Maybe. But the Gulf of Mexico is hardly the Persian Gulf, and any clandestine coup or U.S.-imposed transition is orders of magnitude more complicated in Iran. Not that Trump wouldn’t gamble on trying, if only to secure his legacy as the president who ended Khomeinism or defanged a threat to the interests of the U.S. and its allies in the Middle East that has been present for nearly half a century.

Last night, in announcing “Operation Epic Fury,” as the American campaign is codenamed, Trump said that any IRGC officials who lay down their arms will be offered “immunity,” hinting that overtures have already been made by U.S. intelligence to that effect. “Immunity” could also be a byword for compensation in the form of sanctions relief or direct payment.

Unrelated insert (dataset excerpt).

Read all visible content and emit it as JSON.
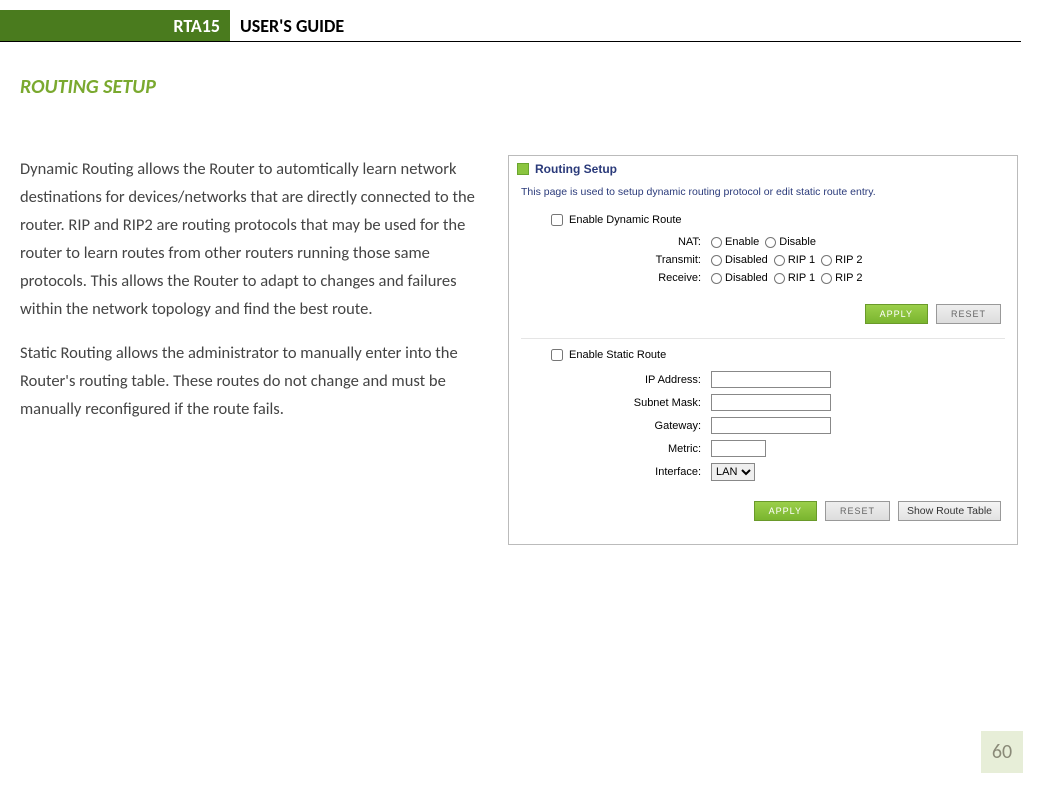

During the brutally suppressed antiregime protest movement last month, which precipitated Trump’s first warnings of military action against Tehran, the U.S. managed to smuggle in thousands of Starlink terminals, according to The Wall Street Journal, to keep the demonstrators connected and allow them to document atrocities in real time. What else might have been smuggled into Iran in anticipation of the present conflict?

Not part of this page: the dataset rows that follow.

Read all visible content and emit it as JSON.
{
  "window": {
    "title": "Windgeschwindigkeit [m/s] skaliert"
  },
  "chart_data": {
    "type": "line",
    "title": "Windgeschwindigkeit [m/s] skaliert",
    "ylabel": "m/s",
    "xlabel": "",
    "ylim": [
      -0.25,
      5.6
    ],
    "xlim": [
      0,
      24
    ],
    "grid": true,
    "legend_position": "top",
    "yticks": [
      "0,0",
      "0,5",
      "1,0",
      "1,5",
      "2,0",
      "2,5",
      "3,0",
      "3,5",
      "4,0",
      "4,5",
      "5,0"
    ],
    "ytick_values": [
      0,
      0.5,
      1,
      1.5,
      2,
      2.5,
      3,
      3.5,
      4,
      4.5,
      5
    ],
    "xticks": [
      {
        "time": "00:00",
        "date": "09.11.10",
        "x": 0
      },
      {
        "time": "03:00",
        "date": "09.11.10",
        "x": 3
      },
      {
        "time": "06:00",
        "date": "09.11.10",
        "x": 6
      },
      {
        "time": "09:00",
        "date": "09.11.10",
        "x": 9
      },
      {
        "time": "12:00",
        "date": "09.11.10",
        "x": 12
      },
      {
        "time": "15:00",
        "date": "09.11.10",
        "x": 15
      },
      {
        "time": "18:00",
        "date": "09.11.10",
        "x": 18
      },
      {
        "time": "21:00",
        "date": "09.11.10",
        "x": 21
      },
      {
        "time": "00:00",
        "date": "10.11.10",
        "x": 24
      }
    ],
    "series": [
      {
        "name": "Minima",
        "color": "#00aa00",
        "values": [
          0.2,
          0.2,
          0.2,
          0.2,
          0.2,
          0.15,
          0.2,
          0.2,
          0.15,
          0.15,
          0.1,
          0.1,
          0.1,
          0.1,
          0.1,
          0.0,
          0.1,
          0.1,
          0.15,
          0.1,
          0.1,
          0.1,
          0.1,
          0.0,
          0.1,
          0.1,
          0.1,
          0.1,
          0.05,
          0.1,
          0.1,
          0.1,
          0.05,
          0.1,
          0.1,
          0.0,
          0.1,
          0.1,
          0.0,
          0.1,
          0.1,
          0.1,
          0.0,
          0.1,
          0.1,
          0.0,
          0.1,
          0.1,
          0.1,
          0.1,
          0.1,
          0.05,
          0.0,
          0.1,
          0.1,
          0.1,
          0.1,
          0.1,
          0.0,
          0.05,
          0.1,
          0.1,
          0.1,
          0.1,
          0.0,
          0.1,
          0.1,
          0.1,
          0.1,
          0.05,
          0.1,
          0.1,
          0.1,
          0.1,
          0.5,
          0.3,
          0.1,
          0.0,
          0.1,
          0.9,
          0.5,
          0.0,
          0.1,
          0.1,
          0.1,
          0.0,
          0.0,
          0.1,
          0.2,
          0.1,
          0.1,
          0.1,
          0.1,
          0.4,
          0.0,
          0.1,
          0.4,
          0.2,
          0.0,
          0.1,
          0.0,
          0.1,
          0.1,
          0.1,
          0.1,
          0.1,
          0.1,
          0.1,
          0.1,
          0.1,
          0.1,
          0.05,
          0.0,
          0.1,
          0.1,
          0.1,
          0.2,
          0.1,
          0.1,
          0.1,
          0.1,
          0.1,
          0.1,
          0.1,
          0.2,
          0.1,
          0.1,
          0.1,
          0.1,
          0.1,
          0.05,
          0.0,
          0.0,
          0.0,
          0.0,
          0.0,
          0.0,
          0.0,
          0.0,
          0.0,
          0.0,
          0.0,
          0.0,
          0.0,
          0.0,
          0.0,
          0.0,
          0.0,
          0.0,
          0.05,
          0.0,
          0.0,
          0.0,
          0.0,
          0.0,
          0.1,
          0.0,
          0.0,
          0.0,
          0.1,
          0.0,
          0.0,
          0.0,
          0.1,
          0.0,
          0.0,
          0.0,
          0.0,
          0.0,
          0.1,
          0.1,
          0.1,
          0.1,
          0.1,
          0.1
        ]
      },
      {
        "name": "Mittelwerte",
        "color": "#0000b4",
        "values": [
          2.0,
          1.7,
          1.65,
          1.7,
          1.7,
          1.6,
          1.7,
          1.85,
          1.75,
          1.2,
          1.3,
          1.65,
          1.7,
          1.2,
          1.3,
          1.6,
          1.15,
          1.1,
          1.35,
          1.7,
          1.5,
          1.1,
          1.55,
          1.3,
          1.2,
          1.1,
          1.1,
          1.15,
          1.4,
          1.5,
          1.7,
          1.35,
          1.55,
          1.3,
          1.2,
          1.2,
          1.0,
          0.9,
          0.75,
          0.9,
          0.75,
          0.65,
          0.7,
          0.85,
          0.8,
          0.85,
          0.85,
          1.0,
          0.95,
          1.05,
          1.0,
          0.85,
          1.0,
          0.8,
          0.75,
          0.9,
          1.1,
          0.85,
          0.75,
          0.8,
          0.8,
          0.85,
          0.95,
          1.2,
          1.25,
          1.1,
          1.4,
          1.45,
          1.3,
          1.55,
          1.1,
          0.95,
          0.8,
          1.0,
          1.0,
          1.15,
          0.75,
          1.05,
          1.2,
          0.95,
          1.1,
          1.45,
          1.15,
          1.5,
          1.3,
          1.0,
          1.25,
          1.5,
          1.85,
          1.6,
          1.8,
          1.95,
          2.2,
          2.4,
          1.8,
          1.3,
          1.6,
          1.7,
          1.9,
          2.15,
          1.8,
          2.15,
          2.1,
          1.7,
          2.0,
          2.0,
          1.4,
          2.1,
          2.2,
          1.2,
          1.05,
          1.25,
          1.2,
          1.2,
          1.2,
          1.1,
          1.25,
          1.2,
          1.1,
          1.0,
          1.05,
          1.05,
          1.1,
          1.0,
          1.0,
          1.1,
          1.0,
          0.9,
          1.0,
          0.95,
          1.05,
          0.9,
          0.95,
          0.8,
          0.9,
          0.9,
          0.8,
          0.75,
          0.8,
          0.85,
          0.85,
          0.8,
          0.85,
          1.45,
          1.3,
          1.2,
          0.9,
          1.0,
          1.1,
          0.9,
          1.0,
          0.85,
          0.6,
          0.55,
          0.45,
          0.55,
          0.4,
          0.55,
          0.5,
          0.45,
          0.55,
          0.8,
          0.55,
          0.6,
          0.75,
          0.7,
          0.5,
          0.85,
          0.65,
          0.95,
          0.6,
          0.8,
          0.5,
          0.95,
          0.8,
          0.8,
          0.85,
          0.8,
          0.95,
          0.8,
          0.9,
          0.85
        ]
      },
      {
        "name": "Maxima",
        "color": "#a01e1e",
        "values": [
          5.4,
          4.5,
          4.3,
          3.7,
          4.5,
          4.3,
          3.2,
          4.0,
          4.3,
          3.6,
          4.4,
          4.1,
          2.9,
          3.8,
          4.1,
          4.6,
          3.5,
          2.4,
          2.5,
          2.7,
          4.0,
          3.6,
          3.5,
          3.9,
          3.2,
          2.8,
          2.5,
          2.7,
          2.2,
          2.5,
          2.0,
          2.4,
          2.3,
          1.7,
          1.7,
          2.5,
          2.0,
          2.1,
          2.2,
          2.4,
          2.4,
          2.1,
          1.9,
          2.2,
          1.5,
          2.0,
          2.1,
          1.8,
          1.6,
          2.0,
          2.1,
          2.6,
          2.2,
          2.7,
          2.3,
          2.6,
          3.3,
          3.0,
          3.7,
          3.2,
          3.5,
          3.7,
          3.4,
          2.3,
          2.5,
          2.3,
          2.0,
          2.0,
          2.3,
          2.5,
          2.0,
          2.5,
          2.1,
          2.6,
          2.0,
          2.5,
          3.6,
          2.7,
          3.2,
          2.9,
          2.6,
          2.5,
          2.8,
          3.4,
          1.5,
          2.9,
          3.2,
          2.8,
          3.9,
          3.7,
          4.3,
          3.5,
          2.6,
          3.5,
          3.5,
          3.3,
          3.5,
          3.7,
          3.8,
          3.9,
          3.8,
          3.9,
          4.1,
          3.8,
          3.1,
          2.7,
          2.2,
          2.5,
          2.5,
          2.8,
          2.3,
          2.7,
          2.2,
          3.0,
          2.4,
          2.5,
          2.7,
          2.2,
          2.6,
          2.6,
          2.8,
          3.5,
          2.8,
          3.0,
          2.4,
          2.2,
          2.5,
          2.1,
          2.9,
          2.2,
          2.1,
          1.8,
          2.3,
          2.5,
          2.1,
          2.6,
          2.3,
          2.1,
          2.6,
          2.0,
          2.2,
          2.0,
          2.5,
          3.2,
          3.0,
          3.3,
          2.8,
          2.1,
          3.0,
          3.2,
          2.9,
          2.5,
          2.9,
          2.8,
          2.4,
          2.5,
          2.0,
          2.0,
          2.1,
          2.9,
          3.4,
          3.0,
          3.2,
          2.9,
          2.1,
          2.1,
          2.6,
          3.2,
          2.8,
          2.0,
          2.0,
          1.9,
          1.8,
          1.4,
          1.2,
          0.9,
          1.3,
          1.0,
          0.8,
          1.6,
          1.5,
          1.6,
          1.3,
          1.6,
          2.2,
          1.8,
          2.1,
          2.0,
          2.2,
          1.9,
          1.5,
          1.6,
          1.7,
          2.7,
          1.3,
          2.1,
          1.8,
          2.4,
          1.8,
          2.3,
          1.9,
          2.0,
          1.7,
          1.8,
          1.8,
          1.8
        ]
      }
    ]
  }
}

Israel’s capacity for infiltration is even more well-documented. It has assassinated scores of Iranian nuclear scientists with automated machine gun attacks, limpet bombs or drone strikes, and Israeli commandos managed to extract the entirety of Iran’s nuclear archive in 2018 from a secret warehouse in southern Tehran. Well before that, a joint U.S.-Israeli operation managed to disable Iranian centrifuges with a carefully uploaded piece of malware known as Stuxnet. (Israeli cyberoperators have now apparently hacked a popular Iranian prayer app, encouraging military personnel to defect.)

During Israel’s 12-day war in June, which culminated with U.S. attacks that Trump claimed had “obliterated” Iran’s nuclear program, it was clear even before the smoke dissipated that the Israeli Mossad had assets in place all over the country. Networks of “hundreds” of Israeli agents were able to launch drones from secret locations in and around Tehran, taking out military targets such as Iranian air defense systems. In response to this pervasive penetration, the IRGC initiated a counterintelligence dragnet, which no doubt snared more than a few false positives.

What Israeli assets might they have missed? And who else might have been recruited from the Iranian military, IRGC or even senior clerical leadership in the intervening eight months, standing by to earn their immunity and much else?